Data

dataset

The training and test datasets. The following options are available:

  • HuggingFace: including all datasets from Hugging Face (requires dataset_name)
  • Torchvision: including torchvision datasets such as MNIST, FashionMNIST, EMNIST, CIFAR10, CIFAR100, CelebA, or STL10 (requires dataset_name)
  • CINIC10
  • FEMNIST: Federated EMNIST
  • TinyImageNet
  • Purchase
  • Texas

Torchvision configuration

When using the Torchvision datasource, specify dataset_name to choose the dataset class exposed by torchvision.datasets. Optional fields include:

  • split_parameter: name of the constructor argument controlling the split (defaults to train or split when available).
  • train_split, test_split, unlabeled_split: values passed to the split parameter for each subset.
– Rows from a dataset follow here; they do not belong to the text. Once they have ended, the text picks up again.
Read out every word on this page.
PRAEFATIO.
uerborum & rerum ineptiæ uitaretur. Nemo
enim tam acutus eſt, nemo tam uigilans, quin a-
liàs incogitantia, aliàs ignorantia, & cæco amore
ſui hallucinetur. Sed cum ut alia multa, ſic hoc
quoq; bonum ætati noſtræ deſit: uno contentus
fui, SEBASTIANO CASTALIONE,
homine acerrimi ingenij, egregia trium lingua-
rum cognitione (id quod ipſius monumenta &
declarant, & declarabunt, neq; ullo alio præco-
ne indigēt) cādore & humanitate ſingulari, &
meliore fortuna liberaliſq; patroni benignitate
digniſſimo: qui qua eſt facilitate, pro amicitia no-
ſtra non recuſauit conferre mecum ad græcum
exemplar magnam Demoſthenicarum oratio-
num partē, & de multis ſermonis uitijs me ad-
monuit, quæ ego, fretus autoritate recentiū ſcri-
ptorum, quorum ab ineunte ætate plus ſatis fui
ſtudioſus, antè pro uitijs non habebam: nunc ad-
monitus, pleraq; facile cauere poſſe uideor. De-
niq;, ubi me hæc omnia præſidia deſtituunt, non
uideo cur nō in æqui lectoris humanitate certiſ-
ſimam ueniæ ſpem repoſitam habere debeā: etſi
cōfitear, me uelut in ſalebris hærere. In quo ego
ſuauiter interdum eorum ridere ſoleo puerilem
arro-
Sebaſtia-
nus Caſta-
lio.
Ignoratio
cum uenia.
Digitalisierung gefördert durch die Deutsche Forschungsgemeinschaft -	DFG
For boolean splits, strings such as "train" and "test" map to True and False.
  • dataset_args / dataset_kwargs: positional or keyword arguments shared across all splits.
  • train_args / train_kwargs (and the equivalents for test or unlabeled): per-split overrides.
  • download: whether to trigger dataset downloads (defaults to true when supported by the selected dataset).
  • For EMNIST, the balanced split is assumed by default; override dataset_kwargs = { split = "<variant>" } to select a different subset.
  • For CelebA, attributes and identities are enabled by default; adjust dataset_kwargs.target_type when a different combination is required.

Sample Torchvision block

[data]
datasource = "Torchvision"
dataset_name = "MNIST"
download = true

dataset_kwargs = { root = "datasets" }
train_kwargs = { train = true }
test_kwargs = { train = false }

data_path

Where the dataset is located.

Default value: <base_path>/data

Note

For the CINIC10 dataset, the default is <base_path>/data/CINIC-10

For the TinyImageNet dataset, the default is <base_path>/data/tiny-imagenet-200

train_path

Where the training dataset is located.

test_path

Where the test dataset is located.

sampler

How to divide the entire dataset to the clients. The following options are available:

  • iid
  • noniid Could have concentration attribute to specify the concentration parameter in the Dirichlet distribution

    concentration

    If the sampler is noniid, the concentration parameter for the Dirichlet distribution can be specified.

    Default value: 1

  • orthogonal Each institution's clients have data of different classes. Could have institution_class_ids and label_distribution attributes

    institution_class_ids

    If the sampler is orthogonal, the indices of classes of local data of each institution's clients can be specified. e.g., 0, 1; 2, 3 (the first institution's clients only have data of class #0 and #1; the second institution's clients only have data of class #2 and #3).

    label_distribution

    If the sampler is orthogonal, the class distribution of every client's local data can be specified. The value should be iid or noniid.

    Default value: iid

  • mixed Some data are iid, while others are non-iid. Must have non_iid_clients attributes

    non_iid_clients

    If the sampler is mixed, the indices of clients whose datasets are non-i.i.d. need to be specified. Other clients' datasets are i.i.d.

testset_sampler

How the test dataset is sampled when clients test locally. Any sampler type is valid.

Note

Without this parameter, the test dataset on either the client or the server is the entire test dataset of the datasource.

random_seed

The random seed used to sample each client's dataset so that experiments are reproducible.

partition_size

The number of samples in each client's dataset.

testset_size

The number of samples in the server's test dataset when server-side evaluation is conducted.